The races were at night, for it was then that there could be the most brilliant display upon the ice. A thousand electric lamps, the power supplied from the trolley company’s plant up the river, aided a cold and brilliant December moon in illuminating the icefield that night.
Other races had been held before, and hockey games and other sports; but nothing previously arranged drew so great a crowd as the Rivercliff School ice sports. The school was the most popular establishment in that part of the State, and the largest. The sports drew the friends of the school for many miles around, as well as hundreds from Jackson City, and practically all of the hamlet at Rivercliff landing that could get to the riverside without the aid of crutches.
Larry had remained for this event. Indeed, it being but two days to the closing of the term, he had planned a surprise for Beth—and that surprise had been confided only to Miss Hammersly, for her permission had to be obtained.
First came the races, however; and that glorious night would long be remembered in the annals of Rivercliff School. “It will be sung in song and story,” Molly Granger proclaimed, afterward.
“How can it be ‘sung in story,’ Granger?” demanded one carping critic.
“In recitative,” responded Molly, quickly.
Molly herself was a contestant in several of the events of the evening. She was not a very rapid skater; but she was sure on her skates, and she had learned many fancy strokes. One of her best feats was when she and Stella Price waltzed very prettily together on the ice.

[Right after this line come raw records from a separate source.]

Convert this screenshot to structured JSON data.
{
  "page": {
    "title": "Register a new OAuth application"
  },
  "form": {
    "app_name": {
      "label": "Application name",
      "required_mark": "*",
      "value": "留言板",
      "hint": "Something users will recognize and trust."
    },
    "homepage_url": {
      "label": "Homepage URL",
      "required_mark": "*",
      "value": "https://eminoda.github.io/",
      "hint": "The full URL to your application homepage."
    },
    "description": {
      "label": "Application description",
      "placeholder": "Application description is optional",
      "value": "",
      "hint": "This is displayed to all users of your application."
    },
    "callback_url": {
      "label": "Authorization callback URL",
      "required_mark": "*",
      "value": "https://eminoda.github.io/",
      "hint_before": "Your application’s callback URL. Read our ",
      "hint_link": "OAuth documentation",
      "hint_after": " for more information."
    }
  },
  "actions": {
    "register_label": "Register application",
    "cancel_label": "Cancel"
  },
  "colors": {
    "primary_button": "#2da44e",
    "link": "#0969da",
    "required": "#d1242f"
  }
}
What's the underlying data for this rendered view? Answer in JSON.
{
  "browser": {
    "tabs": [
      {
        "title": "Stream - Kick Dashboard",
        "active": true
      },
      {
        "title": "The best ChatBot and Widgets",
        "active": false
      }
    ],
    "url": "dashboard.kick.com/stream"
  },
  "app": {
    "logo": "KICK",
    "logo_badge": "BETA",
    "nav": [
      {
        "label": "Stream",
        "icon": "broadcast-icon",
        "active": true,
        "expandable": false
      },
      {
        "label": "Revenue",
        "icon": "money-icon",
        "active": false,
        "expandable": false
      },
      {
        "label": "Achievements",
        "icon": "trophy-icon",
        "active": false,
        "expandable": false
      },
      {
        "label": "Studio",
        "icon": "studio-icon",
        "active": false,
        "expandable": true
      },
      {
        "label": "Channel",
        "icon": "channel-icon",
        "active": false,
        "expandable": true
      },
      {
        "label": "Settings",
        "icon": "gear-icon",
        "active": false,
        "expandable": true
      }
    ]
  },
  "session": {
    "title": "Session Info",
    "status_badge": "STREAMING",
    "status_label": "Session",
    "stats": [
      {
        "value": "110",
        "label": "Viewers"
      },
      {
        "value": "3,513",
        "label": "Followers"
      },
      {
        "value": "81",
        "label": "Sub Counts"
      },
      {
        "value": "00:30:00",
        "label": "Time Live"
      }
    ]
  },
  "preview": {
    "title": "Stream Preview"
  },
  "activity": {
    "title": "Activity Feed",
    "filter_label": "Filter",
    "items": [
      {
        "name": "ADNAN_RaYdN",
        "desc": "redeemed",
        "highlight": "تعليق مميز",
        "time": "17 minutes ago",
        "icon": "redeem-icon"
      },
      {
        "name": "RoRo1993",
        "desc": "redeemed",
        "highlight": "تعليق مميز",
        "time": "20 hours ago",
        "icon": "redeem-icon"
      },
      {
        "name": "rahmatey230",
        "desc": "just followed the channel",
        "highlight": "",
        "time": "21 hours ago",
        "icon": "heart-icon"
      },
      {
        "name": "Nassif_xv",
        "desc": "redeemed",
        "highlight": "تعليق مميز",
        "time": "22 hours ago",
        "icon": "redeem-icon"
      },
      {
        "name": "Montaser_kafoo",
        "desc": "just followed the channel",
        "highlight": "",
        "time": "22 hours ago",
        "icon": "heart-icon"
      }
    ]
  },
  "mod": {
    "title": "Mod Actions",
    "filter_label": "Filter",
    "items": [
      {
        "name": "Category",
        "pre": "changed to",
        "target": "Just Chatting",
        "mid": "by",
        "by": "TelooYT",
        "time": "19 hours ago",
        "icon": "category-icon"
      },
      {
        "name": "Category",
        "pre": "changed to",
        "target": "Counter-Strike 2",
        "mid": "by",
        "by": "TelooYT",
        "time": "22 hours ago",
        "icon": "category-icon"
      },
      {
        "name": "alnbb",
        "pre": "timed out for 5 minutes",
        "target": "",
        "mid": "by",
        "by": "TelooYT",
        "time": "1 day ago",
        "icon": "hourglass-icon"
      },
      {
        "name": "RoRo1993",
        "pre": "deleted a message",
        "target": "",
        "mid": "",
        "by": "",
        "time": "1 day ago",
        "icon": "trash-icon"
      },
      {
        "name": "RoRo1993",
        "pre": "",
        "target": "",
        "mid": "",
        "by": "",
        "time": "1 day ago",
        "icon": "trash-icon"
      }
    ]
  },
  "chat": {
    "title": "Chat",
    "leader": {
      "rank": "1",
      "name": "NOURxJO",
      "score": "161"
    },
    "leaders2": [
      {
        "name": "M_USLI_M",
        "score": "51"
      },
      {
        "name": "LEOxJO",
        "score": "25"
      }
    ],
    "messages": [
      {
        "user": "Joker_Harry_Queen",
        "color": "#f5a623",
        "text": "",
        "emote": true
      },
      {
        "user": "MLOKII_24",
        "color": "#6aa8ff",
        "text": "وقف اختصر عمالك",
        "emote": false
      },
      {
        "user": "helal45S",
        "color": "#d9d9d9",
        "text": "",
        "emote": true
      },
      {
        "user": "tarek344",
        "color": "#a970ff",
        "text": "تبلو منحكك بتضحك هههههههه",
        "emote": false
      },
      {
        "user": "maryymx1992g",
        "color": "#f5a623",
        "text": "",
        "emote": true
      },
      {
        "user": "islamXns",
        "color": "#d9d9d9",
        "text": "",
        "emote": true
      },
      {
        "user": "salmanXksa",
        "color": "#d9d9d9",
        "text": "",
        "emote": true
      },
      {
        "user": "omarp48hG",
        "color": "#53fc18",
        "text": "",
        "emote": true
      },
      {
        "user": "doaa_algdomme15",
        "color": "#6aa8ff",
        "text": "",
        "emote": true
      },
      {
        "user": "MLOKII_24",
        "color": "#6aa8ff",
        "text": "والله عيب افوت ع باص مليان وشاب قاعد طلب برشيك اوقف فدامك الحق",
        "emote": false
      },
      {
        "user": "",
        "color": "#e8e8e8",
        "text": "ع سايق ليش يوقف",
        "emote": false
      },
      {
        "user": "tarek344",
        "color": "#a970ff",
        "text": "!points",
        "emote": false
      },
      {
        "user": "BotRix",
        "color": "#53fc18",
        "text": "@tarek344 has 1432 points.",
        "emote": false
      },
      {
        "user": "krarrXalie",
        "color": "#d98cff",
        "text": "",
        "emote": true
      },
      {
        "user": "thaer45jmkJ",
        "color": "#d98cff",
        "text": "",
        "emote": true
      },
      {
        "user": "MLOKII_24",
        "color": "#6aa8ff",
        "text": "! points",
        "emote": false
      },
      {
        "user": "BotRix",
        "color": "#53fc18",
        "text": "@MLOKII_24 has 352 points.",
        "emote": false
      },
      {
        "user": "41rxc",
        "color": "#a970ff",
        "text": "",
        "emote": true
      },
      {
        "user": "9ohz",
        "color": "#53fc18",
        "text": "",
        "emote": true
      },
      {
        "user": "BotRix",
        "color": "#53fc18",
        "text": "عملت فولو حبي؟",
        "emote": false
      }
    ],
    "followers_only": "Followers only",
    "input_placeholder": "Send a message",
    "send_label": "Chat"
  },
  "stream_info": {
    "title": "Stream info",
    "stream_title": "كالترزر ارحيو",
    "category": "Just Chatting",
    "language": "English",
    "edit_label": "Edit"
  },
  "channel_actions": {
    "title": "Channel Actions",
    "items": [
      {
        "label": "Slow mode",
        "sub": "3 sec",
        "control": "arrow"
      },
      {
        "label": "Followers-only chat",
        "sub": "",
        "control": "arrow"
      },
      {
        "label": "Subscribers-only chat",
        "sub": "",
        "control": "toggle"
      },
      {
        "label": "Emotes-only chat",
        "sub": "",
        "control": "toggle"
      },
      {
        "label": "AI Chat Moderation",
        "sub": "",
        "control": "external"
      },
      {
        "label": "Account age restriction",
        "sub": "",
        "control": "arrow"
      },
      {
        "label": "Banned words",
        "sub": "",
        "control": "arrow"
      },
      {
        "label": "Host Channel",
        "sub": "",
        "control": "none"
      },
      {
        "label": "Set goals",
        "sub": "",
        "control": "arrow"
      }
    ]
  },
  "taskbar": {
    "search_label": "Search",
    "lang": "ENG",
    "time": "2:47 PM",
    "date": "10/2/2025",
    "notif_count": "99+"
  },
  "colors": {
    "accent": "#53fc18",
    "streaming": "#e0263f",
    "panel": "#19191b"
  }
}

It was the fifty and the one hundred yard dashes, and the two-mile race around a measured oval on the ice, that held the deepest attention of the throng that had come to view these trials of speed. The dashes were from a flying start, of course. In the fifty yard Beth was second; in the hundred yard she was first—by a good lead. Later, when the contestants for the two-mile race were started, she was one of the favorites.
There were twenty starters, and they were all good skaters. The little, dark, ugly girl, Laura Hedden, who had been such a friend of Maude Grimshaw, was next to Beth in the line.
Spitefulness breeds spitefulness. Laura could not have told why she “hated that Baldwin girl;” but she had been so well taught by the absent Maude that she considered Beth her particular enemy now.